A transposon with an unusual arrangement of long terminal repeats in the green alga Chlamydomonas reinhardtii.

A Day 1, M Schirmer-Rahire 1, M R Kuchka 1, S P Mayfield 1, J D Rochaix 1
PMCID: PMC454463  PMID: 2843359

Abstract

We have isolated a 5.7-kbp dispersed moderately repeated DNA sequence (TOC1) from the mutant OEE1 gene of the Chlamydomonas reinhardtii strain FUD44. The copy number (2 to over 30) and genomic locations of TOC1 elements vary widely in different C. reinhardtii strains.
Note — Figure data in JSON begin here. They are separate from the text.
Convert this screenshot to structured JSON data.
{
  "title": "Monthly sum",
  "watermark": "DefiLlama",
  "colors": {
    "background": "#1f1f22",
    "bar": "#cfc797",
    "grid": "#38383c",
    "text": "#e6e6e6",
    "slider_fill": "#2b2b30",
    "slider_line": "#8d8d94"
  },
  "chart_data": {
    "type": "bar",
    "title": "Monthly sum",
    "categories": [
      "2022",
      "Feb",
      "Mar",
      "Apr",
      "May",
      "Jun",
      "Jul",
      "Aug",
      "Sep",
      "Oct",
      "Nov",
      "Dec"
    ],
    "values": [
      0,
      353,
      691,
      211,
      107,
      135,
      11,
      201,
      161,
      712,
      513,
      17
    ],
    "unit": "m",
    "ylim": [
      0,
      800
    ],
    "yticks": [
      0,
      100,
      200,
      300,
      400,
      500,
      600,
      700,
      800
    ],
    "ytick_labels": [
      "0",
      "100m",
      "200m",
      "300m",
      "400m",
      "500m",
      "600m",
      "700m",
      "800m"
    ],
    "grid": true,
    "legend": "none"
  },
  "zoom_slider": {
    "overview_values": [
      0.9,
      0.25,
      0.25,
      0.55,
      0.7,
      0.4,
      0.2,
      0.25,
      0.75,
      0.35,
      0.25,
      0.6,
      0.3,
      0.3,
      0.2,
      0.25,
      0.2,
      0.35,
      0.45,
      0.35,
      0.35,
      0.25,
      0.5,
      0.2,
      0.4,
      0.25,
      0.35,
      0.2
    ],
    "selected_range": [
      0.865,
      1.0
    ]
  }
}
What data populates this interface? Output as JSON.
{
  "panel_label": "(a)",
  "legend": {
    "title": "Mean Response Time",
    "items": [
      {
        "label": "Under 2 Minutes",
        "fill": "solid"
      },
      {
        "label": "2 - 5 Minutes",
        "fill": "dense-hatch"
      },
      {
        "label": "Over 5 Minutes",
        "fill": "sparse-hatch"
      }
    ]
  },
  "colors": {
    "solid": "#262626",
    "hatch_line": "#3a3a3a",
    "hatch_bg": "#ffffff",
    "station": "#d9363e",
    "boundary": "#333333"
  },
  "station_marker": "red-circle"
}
Our standard laboratory photosynthetic strain exhibits a high degree of TOC1 instability during short periods of mitotic growth. TOC1 appears to be a retrotransposon: it contains LTRs and an oligonucleotide stretch that corresponds to a conserved pentapeptide of reverse transcriptase. TOC1 is an unusual retrotransposon: it is not flanked by a target site duplication in the OEE1 gene, the left end of TOC1 only contains a fraction of the LTR the remainder of which is present at its right end and TOC1 does not start with a 5' TG and end with a 3' CA. In most cases, TOC1 excision leaves behind a complete solo LTR sequence (577 bp) and in one case a deleted solo LTR sequence (191 bp). Solo LTR sequences form a separate family of repeated sequences in most of the strains tested.